LA MDJ PRÉSENTE À L’INSTITUT DU MONDE ARABE : MÉDIAS INDÉPENDANTS ET LIBERTÉ D’INFORMER AU COEUR DES DÉBATS

Ce jeudi 14 novembre 2024, l’Institut du Monde Arabe a convié les journalistes de la MDJ à assister au panel « Inventer un média indépendant », organisé à l’occasion du premier « Sommet International des pensées arabes ».

Au cœur du Sommet : la production et la circulation de l’information.

Le « Sommet International des pensées arabes », organisé par l’IMA, vise à donner la parole aux acteurs de la production et de la circulation des savoirs dans le monde arabe. Lors de sa première édition, qui s’est tenue les 14 et 15 novembre derniers, les panels ont porté sur les grands enjeux de ce champs intellectuel : liberté de la presse, féminisme, décolonisation, démocratie… Ces rencontres ont contribué à l’ambition du parrain de l’évènement, Edgar Morin, de laisser à voir la complexité de la pensée et de la nourrir par l’échange : « la culture politique, historique, la connaissance, sont les seules armes qui vaillent contre l’obscurantisme et la peur », justifie le penseur en présentant le Sommet.

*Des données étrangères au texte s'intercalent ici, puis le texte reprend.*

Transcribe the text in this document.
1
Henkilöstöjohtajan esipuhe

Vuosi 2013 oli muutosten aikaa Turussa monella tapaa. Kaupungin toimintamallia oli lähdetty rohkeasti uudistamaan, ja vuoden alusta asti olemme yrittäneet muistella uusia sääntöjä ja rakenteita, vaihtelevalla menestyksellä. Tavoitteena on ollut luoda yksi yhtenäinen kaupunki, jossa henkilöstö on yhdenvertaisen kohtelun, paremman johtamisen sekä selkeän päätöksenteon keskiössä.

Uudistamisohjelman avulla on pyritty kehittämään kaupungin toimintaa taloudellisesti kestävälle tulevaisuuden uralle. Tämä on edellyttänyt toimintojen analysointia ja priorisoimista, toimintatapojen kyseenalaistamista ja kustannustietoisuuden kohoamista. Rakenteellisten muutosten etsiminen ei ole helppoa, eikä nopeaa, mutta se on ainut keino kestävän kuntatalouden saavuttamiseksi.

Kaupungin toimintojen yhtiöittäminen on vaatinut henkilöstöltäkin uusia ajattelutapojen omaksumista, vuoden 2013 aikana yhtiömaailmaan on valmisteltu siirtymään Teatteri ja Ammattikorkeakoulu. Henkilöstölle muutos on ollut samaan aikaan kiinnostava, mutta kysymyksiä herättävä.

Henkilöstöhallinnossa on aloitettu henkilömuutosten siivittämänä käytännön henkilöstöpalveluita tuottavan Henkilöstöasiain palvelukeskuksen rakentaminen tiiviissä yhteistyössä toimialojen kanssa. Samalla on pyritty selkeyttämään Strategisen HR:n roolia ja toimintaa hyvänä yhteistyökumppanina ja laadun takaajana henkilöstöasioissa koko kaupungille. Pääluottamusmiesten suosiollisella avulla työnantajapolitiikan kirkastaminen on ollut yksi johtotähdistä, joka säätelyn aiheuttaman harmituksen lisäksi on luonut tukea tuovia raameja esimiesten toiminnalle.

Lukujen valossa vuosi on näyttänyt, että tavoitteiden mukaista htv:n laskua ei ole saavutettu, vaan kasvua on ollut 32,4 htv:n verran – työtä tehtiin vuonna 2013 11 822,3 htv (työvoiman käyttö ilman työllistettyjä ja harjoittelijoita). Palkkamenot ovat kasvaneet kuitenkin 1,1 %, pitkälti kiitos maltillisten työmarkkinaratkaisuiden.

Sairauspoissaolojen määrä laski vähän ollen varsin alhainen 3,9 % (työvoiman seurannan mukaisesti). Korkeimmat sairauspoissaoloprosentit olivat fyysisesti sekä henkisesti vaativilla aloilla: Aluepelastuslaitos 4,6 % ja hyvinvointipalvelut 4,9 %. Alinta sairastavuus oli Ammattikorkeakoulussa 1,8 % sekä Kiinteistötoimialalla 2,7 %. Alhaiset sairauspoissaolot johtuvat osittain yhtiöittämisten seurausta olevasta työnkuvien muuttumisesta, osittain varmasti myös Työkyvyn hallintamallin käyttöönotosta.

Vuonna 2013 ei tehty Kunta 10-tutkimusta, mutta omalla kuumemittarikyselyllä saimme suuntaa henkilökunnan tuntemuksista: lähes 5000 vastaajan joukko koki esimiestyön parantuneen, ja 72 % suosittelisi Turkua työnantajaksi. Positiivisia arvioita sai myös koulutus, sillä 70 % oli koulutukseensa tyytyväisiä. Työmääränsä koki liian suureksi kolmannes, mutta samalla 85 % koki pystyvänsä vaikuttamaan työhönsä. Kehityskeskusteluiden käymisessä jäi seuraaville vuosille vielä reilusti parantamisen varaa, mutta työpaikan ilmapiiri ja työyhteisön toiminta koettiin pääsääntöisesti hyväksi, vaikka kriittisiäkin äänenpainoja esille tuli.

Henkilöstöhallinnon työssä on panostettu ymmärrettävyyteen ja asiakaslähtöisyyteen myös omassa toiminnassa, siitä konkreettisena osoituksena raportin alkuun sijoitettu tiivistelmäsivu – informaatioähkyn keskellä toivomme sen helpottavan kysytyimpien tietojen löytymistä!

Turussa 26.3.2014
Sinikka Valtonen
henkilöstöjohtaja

Comment traiter de la production et de la circulation des savoirs sans donner la parole aux professionnels de l’information ? Le jeudi 14 novembre, les journalistes de la MDJ ont assisté à un panel sur le rôle des médias indépendants dans la construction des imaginaires et des paradigmes politiques dans les sociétés arabes. Animé par le journaliste et essayiste Alain Gresh, l’échange a croisé les regards de Lina Attalah (journalistes égyptienne et rédactrice en cheffe de Mada Masr), Samer Frangie (universitaire libanais et rédacteur en chef de Megaphone News) et Malek Khadhraoui (journaliste tunisien et directeur de publication d’Inkyfada). Les intervenants sont revenus sur l’évolution des médias indépendants depuis les révolutions arabes de 2011, avant de soulever les conséquences de la guerre en Palestine et au Liban sur leurs activités journalistiques. Si ce panel, intitulé « Inventer un média indépendant », a été l’occasion d’évoquer des contextes géopolitiques ayant poussé à l’exil plusieurs résidents de la MDJ présents, il a avant tout mis en lumière leur grand combat : la défense de la liberté de la presse.

Les médias indépendants : des acteurs démocratiques en constant renouvellement…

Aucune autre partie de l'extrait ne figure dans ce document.